Re: When to use a token yacc_EOF instead of relying on 0 return value of yylex()?

[Akim Demaille]

Hi Peng,

> Le 11 févr. 2019 à 18:12, Peng Yu <address@hidden> a écrit :
> 
> Hi,
> 
> yacc_EOF instead of 0 is used in `yylex()`.
> 
> http://git.savannah.gnu.org/cgit/bash.git/tree/parse.y#n3257

Which is

  if (character == EOF)
    {
      EOF_Reached = 1;
      return (yacc_EOF);
    }


> The grammar explicitly relies on yacc_EOF.
> 
> http://git.savannah.gnu.org/cgit/bash.git/tree/parse.y#n376

Which is:

%left '&' ';' '\n' yacc_EOF
%left AND_AND OR_OR
%right '|' BAR_AND


> But this seems to be different from the normal usage in flex/bison.
> For example, flex has <<EOF>> (I know bash doesn't use its hand coded
> yylex()).
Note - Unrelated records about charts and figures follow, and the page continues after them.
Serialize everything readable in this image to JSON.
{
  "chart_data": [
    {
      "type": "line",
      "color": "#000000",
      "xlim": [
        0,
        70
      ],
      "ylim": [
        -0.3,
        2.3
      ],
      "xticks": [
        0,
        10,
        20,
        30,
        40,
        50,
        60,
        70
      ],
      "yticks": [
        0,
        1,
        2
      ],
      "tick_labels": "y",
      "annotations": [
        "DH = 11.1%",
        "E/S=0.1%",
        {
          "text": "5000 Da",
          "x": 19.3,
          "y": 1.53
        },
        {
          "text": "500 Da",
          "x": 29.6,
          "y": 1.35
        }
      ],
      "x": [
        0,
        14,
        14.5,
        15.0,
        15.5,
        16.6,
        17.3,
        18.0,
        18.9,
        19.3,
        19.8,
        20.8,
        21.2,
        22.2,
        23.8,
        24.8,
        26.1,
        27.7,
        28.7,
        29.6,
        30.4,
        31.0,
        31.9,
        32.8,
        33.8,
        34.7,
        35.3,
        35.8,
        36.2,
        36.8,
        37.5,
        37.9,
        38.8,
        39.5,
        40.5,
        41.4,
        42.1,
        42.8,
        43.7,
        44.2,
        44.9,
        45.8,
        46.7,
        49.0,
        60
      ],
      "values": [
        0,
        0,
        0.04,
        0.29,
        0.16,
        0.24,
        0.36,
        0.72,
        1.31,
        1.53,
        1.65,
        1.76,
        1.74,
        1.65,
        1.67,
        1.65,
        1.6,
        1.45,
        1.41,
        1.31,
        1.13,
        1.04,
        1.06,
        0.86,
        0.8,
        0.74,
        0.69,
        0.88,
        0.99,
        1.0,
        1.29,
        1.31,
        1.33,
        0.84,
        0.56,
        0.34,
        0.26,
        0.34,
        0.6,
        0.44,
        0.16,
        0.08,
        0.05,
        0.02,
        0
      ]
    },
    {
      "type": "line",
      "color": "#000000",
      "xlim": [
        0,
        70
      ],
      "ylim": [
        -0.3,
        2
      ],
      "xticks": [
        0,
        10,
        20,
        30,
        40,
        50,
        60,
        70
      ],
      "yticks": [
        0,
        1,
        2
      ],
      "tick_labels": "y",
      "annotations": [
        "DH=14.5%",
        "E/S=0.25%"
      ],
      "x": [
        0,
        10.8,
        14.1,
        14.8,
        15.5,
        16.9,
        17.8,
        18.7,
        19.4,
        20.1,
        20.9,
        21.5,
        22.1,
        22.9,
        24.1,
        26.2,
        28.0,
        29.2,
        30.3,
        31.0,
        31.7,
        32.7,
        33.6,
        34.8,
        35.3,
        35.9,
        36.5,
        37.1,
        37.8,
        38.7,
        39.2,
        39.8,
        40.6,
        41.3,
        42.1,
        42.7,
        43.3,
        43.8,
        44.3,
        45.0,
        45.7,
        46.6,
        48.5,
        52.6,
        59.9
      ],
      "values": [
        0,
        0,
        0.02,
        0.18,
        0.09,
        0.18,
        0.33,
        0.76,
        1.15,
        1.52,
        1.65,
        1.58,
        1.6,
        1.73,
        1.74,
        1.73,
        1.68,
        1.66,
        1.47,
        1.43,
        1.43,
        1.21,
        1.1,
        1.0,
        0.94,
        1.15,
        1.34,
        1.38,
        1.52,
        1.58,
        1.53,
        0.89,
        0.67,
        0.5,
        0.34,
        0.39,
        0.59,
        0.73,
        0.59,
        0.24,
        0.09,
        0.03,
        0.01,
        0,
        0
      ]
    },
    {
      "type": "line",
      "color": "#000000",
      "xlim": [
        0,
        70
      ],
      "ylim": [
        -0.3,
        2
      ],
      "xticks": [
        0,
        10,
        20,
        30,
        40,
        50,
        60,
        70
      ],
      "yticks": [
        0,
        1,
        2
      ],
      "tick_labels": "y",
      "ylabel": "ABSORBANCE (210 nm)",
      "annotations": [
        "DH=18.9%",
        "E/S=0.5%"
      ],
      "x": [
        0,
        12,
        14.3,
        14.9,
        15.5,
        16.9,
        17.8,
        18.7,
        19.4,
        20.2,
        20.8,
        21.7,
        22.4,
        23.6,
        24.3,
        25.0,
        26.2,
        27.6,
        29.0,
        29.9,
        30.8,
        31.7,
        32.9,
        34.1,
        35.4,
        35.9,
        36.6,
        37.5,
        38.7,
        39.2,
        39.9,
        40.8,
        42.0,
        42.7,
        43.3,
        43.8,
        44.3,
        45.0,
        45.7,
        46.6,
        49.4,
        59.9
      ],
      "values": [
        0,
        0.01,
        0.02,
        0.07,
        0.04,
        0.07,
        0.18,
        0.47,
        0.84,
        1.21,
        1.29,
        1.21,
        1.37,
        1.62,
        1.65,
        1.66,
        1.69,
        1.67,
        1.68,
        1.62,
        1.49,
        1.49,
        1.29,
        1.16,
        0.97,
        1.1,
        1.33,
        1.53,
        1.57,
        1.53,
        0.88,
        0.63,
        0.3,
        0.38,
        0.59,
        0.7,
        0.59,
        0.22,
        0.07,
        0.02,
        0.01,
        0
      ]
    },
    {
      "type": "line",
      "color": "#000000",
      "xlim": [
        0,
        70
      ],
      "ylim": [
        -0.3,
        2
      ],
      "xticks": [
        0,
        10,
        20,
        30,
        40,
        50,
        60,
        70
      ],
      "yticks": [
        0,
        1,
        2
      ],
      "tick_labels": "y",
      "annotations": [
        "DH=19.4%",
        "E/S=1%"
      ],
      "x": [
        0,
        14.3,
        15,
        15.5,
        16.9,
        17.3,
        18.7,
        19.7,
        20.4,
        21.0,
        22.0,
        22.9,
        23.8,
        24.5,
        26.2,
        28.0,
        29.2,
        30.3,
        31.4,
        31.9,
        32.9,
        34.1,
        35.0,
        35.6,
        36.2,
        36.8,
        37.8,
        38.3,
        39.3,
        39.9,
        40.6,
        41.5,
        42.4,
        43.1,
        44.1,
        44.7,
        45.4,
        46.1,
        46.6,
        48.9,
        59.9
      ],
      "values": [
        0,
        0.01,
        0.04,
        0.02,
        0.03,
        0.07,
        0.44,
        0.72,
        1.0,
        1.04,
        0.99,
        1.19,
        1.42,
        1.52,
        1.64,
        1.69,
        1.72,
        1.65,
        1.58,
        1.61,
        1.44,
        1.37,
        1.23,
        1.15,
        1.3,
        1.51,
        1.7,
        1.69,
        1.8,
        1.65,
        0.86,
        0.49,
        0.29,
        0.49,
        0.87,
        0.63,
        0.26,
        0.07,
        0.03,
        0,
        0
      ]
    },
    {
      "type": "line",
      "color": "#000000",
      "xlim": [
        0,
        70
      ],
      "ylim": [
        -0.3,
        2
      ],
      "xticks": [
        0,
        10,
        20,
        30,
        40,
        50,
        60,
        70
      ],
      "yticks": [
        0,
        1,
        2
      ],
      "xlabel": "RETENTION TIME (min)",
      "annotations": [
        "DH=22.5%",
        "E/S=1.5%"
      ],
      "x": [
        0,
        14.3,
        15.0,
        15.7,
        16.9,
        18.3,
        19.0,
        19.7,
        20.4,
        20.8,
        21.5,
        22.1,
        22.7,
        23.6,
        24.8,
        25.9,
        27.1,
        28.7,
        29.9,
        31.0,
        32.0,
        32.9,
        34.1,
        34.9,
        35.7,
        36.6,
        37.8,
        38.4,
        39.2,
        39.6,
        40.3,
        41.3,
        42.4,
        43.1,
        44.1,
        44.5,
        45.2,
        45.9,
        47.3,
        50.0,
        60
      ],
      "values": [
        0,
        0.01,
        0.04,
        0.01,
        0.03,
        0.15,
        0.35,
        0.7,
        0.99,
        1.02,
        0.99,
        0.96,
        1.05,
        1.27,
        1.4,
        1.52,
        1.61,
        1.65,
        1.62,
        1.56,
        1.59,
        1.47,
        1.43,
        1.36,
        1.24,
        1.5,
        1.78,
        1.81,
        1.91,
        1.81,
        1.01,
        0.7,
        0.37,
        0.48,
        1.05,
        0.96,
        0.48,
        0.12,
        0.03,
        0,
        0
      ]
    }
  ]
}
Bison expects yylex() to just return 0 upon seeing the EOF
> of the input.

Yes, it's very different indeed: here yacc_EOF is not declared
as being EOF.

> """ (From bison manual regarding yylex)
> The null character must not be used this way, because its code is zero
> and that signifies end-of-input.
> """
> 
> So is there a reason bash parsing must the non-standard yacc_EOF? Or
> bash parsing can be solved by using a yylex() that returns 0 upon
> seeing EOF? Thanks.

I have no idea.  You'd have to study the grammar to see if there
are doing fancy things around yacc_EOF.  You could also map
declare yacc_EOF to be end-of-file to Bison, and see if things
work properly.  Insert this:

%token yacc_EOF 0

It associates yacc_EOF with the token number 0, which denotes
EOF.  However, I confess I never tried to use the symbol EOF
in grammar rules.  It's a very special token, you cannot do
anything with it.